The global order has shifted from an era of post-Cold War cooperation to one of competition and fragmentation. This change is viewed as a fundamental, long-term alteration to the investment landscape, making geopolitical analysis an essential and integrated component of risk management rather than a peripheral concern.
Artificial intelligence presents a dual challenge: it is both a significant new source of market risk (e.g., valuation bubbles, supply chain concentration) and a powerful tool for managing risk. NBIM is actively integrating AI into its processes to monitor geopolitical events, assess counterparty credit quality, and analyze legal documents more efficiently.
The collapse of Credit Suisse serves as a case study in the importance of proactive counterparty risk management. By placing the bank on a watchlist early, actively reducing securities lending exposure, and demanding more collateral, NBIM successfully mitigated potential losses, demonstrating the value of continuous monitoring and decisive action.
Scenario analysis and stress testing are used less for precise prediction and more for strategic purposes like enhancing organizational preparedness, challenging assumptions, and testing the robustness of long-term asset allocation.
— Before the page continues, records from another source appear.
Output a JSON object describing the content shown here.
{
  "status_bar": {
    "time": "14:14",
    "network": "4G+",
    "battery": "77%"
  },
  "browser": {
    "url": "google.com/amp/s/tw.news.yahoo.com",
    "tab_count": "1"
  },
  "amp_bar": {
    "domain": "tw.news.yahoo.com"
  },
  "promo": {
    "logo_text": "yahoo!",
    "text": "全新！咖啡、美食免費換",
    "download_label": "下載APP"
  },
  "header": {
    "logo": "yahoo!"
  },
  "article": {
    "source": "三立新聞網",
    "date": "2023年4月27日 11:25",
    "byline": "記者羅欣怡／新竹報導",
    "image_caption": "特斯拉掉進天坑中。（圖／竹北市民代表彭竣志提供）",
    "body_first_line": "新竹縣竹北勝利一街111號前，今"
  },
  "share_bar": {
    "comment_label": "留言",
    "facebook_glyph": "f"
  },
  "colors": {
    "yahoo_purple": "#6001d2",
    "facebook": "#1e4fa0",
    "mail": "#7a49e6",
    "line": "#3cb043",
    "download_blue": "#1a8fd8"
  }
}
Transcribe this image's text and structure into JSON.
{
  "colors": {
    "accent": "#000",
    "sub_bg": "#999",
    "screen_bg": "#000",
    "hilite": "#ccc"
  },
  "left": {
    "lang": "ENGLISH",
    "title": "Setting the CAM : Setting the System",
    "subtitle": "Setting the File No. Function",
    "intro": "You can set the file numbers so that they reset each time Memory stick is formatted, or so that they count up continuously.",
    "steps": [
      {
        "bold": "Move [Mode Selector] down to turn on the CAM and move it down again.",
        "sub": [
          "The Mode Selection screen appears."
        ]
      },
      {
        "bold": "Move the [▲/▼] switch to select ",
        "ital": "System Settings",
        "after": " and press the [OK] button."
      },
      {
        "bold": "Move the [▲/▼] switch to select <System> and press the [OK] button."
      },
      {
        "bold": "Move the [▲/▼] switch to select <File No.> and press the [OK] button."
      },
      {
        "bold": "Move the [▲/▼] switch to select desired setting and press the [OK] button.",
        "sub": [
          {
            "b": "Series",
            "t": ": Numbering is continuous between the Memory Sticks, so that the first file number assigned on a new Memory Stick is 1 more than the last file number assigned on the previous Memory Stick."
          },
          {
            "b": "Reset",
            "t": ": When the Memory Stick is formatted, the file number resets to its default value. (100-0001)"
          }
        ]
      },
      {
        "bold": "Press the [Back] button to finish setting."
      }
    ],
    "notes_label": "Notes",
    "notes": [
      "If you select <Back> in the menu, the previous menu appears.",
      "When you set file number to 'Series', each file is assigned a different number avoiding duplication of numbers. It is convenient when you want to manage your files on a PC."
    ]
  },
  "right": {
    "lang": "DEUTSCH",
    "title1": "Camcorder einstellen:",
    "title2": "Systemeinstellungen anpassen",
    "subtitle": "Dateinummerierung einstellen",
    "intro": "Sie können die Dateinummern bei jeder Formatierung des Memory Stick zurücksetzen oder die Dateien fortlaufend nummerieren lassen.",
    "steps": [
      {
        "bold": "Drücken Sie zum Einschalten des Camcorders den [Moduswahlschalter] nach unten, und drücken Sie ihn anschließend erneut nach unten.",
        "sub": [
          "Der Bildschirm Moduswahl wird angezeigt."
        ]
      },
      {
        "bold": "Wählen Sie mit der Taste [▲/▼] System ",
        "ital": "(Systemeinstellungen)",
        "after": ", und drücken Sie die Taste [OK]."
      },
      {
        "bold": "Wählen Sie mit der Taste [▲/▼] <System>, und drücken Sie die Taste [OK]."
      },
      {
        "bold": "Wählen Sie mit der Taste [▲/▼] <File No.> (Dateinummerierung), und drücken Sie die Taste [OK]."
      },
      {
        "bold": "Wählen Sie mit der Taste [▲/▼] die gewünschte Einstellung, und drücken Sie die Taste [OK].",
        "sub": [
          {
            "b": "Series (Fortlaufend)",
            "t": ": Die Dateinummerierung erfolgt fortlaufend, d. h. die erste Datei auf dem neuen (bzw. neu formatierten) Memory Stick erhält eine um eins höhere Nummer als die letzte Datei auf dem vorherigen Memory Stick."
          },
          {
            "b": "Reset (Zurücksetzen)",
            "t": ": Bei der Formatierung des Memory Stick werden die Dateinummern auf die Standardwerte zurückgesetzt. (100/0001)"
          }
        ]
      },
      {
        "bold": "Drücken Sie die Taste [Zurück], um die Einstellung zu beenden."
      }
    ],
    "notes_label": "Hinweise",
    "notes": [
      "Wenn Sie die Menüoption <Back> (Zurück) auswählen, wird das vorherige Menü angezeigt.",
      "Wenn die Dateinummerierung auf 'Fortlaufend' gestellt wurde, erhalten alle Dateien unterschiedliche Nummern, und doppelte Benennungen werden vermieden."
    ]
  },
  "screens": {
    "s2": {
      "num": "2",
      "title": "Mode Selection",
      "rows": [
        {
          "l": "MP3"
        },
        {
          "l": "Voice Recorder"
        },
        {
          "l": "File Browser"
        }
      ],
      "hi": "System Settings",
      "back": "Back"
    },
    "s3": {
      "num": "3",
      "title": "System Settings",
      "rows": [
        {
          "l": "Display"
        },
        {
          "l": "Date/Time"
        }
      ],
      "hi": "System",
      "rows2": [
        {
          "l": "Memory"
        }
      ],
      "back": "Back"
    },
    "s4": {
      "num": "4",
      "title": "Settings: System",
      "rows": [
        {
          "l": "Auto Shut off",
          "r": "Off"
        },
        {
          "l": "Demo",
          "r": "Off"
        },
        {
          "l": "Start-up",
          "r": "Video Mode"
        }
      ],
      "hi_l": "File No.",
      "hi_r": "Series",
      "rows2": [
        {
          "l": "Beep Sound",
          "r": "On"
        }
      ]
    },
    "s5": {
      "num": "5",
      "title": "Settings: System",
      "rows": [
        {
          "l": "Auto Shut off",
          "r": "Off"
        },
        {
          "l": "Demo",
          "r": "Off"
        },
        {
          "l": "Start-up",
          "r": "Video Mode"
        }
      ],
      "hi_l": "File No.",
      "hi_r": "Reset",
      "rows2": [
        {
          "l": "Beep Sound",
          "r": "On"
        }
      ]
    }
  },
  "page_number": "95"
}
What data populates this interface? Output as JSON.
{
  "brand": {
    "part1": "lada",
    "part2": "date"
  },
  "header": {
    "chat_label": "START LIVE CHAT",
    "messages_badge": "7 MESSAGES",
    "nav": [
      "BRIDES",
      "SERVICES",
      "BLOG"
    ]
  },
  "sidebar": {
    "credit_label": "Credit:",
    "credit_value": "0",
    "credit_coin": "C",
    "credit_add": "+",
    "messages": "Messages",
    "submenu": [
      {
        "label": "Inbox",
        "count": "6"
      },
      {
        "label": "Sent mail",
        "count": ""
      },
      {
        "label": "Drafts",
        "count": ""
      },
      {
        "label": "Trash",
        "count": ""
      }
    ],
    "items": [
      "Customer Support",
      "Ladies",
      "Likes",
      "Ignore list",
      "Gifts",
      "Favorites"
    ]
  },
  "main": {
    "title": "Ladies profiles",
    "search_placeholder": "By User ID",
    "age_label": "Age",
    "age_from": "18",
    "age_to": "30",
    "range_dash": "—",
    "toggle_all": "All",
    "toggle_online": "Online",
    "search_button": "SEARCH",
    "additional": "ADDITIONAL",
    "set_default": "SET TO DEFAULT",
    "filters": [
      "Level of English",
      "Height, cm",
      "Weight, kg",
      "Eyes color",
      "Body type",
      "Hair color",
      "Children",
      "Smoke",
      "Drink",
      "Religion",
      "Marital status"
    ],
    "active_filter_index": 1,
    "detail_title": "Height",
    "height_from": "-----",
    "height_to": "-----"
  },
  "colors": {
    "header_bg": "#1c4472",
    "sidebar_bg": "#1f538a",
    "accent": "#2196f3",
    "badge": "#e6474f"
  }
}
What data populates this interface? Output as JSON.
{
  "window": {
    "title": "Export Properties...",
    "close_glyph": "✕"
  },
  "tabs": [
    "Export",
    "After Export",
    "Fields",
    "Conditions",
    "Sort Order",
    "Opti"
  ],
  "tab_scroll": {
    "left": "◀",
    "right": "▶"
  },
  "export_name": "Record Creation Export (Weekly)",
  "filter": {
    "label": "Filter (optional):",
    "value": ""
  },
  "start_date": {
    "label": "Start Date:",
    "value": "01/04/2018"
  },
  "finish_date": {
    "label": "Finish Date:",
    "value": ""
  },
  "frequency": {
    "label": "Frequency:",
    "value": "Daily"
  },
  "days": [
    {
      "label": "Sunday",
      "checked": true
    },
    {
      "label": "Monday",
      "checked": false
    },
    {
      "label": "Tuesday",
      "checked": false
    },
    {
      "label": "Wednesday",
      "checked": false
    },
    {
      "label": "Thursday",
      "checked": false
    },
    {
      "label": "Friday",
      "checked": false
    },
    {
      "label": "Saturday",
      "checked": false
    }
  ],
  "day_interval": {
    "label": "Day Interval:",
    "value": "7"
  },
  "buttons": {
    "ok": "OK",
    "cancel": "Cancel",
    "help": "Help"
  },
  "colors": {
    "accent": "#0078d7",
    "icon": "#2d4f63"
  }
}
The primary value is not in the exact loss figures but in ensuring decision-makers have "seen the film before" when a crisis materializes.
Unlisted real assets, while a small portion of the fund, introduce unique risks due to their absence from the benchmark, high transaction costs, and distinct return drivers. NBIM manages this through a dynamic funding strategy (selling a mix of equities and fixed income) and deep, asset-specific due diligence to mitigate structural risks like currency and beta exposure.